Joori Park (VP Equity Research)

Great. Thank you.

Alex Sapir (CEO and President)

Yeah. Thanks so much for the question.

Operator (participant)

As a reminder to ask a question, please press star one one on your telephone and wait for your name to be announced. And our next question comes from Corinne Johnson with Goldman Sachs. Your line is open.

Corinne Johnson (Managing Director)

Good morning, everyone. You mentioned that the pociredir program is fully funded. I guess, does that apply to a broader scope of patients than is currently allowed within the trial, or would that be specific to this higher risk group you're currently focused on? Thanks.

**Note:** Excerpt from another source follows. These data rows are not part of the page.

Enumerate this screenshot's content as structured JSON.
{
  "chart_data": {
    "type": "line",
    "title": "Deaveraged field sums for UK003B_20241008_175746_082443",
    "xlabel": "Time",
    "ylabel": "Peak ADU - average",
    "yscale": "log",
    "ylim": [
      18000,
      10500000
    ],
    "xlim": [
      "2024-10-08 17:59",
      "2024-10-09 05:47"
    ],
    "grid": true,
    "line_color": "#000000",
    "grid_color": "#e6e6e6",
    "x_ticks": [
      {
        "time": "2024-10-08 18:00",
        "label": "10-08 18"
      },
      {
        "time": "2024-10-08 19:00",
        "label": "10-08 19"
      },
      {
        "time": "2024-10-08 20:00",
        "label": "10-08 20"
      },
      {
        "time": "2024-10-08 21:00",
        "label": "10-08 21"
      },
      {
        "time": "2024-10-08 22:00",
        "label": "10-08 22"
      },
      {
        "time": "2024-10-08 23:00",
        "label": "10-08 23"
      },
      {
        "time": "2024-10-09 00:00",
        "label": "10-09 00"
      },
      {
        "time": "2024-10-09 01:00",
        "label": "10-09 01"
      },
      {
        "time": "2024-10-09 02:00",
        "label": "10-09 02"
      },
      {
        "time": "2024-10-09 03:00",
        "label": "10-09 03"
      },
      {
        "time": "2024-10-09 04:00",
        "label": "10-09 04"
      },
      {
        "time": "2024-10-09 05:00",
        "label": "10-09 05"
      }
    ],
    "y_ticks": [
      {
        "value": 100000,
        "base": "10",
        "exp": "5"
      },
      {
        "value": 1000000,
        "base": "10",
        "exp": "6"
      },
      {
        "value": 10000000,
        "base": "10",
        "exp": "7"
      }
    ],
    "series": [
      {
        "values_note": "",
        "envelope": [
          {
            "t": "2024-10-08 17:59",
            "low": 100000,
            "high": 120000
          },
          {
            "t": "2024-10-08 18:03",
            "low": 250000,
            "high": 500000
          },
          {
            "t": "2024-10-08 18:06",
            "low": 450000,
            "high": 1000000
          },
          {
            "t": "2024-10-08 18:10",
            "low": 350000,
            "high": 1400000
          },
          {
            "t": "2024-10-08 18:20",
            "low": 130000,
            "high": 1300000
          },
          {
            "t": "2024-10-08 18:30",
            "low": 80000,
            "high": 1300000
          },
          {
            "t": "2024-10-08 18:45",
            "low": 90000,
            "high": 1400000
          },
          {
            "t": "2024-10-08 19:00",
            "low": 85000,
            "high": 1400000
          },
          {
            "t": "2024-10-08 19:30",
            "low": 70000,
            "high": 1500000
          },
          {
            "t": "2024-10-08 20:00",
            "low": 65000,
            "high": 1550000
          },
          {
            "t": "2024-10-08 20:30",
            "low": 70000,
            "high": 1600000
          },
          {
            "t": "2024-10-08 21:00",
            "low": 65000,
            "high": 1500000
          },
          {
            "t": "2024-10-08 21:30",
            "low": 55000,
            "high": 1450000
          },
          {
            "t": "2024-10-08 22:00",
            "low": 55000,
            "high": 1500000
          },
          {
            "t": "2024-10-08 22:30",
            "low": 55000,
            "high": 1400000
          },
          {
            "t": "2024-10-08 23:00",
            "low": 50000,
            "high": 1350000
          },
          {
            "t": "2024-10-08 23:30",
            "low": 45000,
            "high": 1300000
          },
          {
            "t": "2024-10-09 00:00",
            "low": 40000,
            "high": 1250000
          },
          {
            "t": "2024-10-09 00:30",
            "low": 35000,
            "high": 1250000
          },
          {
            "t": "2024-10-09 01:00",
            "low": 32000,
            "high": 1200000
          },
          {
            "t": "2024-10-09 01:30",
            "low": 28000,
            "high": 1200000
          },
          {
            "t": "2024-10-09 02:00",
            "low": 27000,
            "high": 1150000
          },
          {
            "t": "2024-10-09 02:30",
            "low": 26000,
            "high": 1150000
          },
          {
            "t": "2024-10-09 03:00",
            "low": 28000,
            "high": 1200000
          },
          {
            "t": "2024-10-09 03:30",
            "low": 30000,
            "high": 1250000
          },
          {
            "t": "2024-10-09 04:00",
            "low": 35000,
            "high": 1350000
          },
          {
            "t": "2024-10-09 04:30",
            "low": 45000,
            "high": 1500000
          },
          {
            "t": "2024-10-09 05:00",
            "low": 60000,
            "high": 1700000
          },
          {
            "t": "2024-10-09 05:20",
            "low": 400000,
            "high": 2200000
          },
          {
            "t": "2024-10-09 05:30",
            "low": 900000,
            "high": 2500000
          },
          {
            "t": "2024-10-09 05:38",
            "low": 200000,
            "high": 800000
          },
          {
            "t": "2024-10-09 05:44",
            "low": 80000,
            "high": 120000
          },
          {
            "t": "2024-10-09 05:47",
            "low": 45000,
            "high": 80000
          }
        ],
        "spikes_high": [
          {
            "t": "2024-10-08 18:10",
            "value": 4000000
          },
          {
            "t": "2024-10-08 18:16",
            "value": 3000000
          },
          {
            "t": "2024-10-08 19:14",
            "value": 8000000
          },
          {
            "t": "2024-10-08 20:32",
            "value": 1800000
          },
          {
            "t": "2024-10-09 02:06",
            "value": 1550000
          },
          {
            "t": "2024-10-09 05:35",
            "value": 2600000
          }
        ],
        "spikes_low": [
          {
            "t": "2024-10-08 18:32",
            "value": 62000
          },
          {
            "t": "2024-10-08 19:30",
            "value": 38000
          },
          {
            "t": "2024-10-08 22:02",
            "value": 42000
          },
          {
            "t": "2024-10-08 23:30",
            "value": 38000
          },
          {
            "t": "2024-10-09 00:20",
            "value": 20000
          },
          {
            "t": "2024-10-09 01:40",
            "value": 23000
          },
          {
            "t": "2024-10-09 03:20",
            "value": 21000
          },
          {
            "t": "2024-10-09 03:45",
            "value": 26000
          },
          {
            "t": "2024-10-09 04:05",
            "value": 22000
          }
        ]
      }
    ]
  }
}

Alex Sapir (CEO and President)

Yeah. So Corinne, maybe I'll start, and then I'll turn it over to Alan for more specifics in terms of the funding and what we've allocated. Yeah. So as we've said in the past, we believe that once we're able to show the benefits that based on the data that we had prior to the initiation of the hold with these additional 20 patients, we will be able to have a future conversation with the agency, as Pat mentioned, at the end of the phase I program to really look to expand the patient population beyond the more severe patient population that we're currently targeting. Because I think, obviously, for the agency, they're thinking about everything from a risk-benefit. And as we've talked about in some of our pre-clinical work, there was this carcinogenicity risk that was seen.

That was really the impetus for the reason for the hold. But there were also some of the impressive levels of fetal hemoglobin that we saw in the first 15 patients. So our goal is to get these additional 20 patients with this more severe patient population enrolled, have them complete their entire three months of dosing, take a look at that data, and then approach the agency about expanding the patient population beyond where we are today. And then Alan, in terms of the specifics around the funding and what that looks like and what the study looks like.

Alan Musso (CFO)

Yeah, Corinne, so our sort of budgeting and forecast process encompasses taking the development plans and in full as to where we expect the program will go, not only next year, but beyond that, and then allocating the capital towards that, so that's the guidance that we give, which is sort of complete development anticipation for pociredir going forward.

Corinne Johnson (Managing Director)

Thank you.

Alan Musso (CFO)

Thanks, Corinne.

Operator (participant)

I show no further questions at this time. This does conclude today's conference call. Thank you so much for participating. You may now disconnect.